Was I pissed-off that there were students at SU who were "coasting" and that annoying girl was trying to work the system? Yea. But that wouldn't take me from lab tech at Carrier to Engineer and later Lawyer. Not smoking pot and drinking beer all day long just might, though. And as I noted, the karmic wheel turns fairly fast. The people trying to "work the system" often failed badly, and had no "Plan B" in place when their schemes didn't work out.
While the system may be unfair, I think it is far more fair than it was in the not-too-distant past. Like I said, Franklin Roosevelt could count on family connections and wealth to get into Harvard, and then coast and have a good time (and he was a good guy, too!). Today, this is harder to do - but not impossible - and even if you can do this, it is harder in our more merit-based economy to get anywhere with a useless degree and poor grades (although our President seems to have overcome this handicap).
Today, the chances of a minority student succeeding are still below average. but at least it is possible to get into most universities as a minority student, if you have good grades - something that in the not-too-distant past was not only unlikely, but impossible or even illegal. The deck is still stacked against the poor and un-empowered. That doesn't mean it is impossible to play the game or improve your hand.
It is hard to "fake it 'til you make it" as they say in silicon valley, in the fields of Engineering and Medicine. Many have tried, and some succeed. But most fail. And the few that succeed only succeed because suckers like you and me decide that "investing" in their ill-conceived ventures and IPOs is the way to get ahead. You can blame people for being crooked, of course. But you can also blame yourself for being greedy if you keep giving crooked people your money.
One of the kids caught up in this cheating scandal is the daughter of a "celebrity" who makes a ton of dough being an "influencer". This is all horribly unfair, of course! But then again, who makes a celebrity a celebrity? We do, by mindlessly adoring these folks. And who makes an influencer an influencer? We do, by purchasing the crap they hawk on their social media pages.
And, yes, at one time I thought these things were outrages. I would hang out with like-minded people, and we would opine, between bong hits, how "unfair" things were, that some people appear to coast through life, while we got the shitty end of the stick. But then I realized that this was just loser-talk and that having a "justice boner" wasn't really helping my own bottom line. It was just an excuse to cover up my own failures in life.
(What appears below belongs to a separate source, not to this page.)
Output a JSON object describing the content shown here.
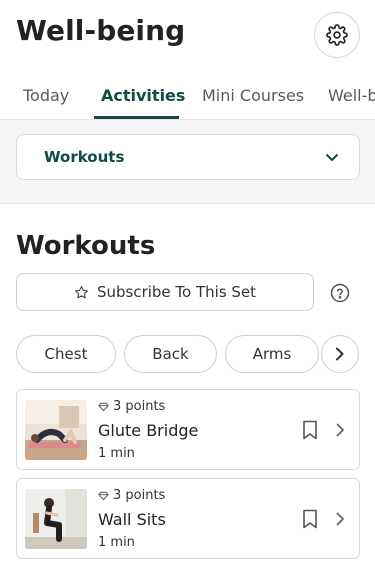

I put down the bong and started trying harder. And my life improved. Am I now a billionaire? Hardly - and few are and few can be. But I realize that in the greater scheme of things, I am well within the top 5% of wealth for this country and top 1% of the planet. All things considered, it would be obscene for me to complain about "fairness". Yes, it is unfair I have to drink inexpensive champagne. Weep for me.
So no, I am not "outraged" by the college admissions scandal. I am only amused that these folks caught up in it were dumb enough to give their money to the wrong guy - some middleman instead of the Dean of Students. If you are going to bribe a college or university to get your kid in, do it the legal way. Donate enough money to the school, and anything is possible.
That's how the system works. Act shocked.